Les belles âmes
                                Lydie Salvayre
 
  Editions du Seuil
  2000
  156 pages
Note : 13/20

Il y avait le tourisme vert, le tourisme sexuel, les voyages du troisième âge… Désormais grâce à Real Voyages existent les voyages chez les pauvres. Comme on va au zoo voir des bêtes en cage, ce voyagiste organise des tours pour aller à la rencontre de la pauvreté en Europe. De Paris à Bruxelles, de Berlin à Milan, un car rempli de bourgeois sillonne les cités et autres ZEP à la recherche... A la recherche de quoi ? De bonne conscience ? De voyeurisme ? De sociologie ? Car tels les nouveaux sociologues de notre époque, ces voyageurs vont se frotter au réel, côtoient les pauvres comme s'ils étaient une sorte de tribu sauvage et ainsi « s'instruisent sur la question des défavorisés en Europe ». Etonnant, non ? Impossible ! Ou terriblement visionnaire ?

En effectuant ce voyage dans les pourrissoirs de l'Europe, poursuit l'accompagnateur, vous avez opté courageusement pour une descente vers le réel. Car ce voyage, mesdames, messieurs, n'est rien d'autre qu'une descente vers le réel. Cette cité c'est le réel. Le réel s'y réalise. Jusqu'à devenir cauchemar. Les choses y sont les choses, comprenez-vous cela ? les choses.

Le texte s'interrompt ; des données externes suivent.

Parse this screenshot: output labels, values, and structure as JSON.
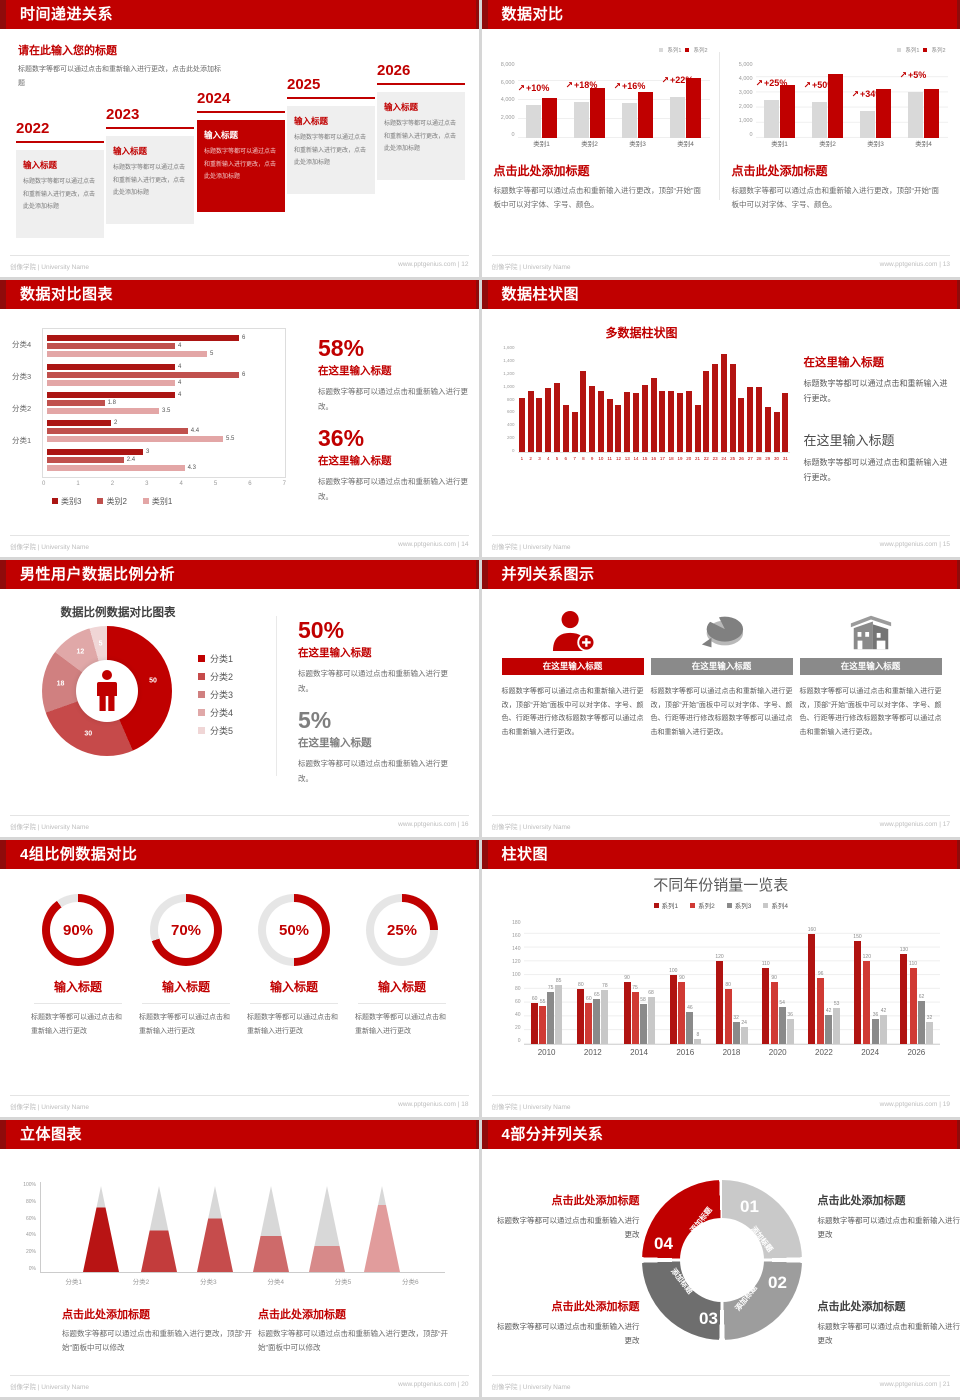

Dans leur horrible crudité. Dans leur totale insignifiance. Posées là à la hâte et n'importe comment. Sans nul éclairage capable de les transfigurer. Sans nulle théogonie qui transmue leur nature. Sans passé, sans histoire, sans rien qui les magnifie ou les allège ou les révèle à leur énigme. Et cette trivialité atroce qui écrase ses habitants vous écrasera à votre tour. Votre âme alors entrera en crainte. Vous vous sentirez avilis. Ensuite viendra pour vous le temps de la méditation. Et celui des larmes.
Les touristes stupéfaits par ces sermons, et comme frappés de sottise, restent plantés entre les blocs H et I.
Vus à distance, ils tranchent nettement sur le décor. Bien que l'accompagnateur leur ait recommandé de se vêtir avec simplicité, ils sont atrocement voyants. Des intrus. Des cibles vivantes. Brusquement, ils aimeraient se tapir, disparaître. Pendant quelques instants, pendant quelques instants seulement, ils éprouvent, à l'instar d'Olympe, le sentiment d'être de trop. Moment à marquer d'une croix.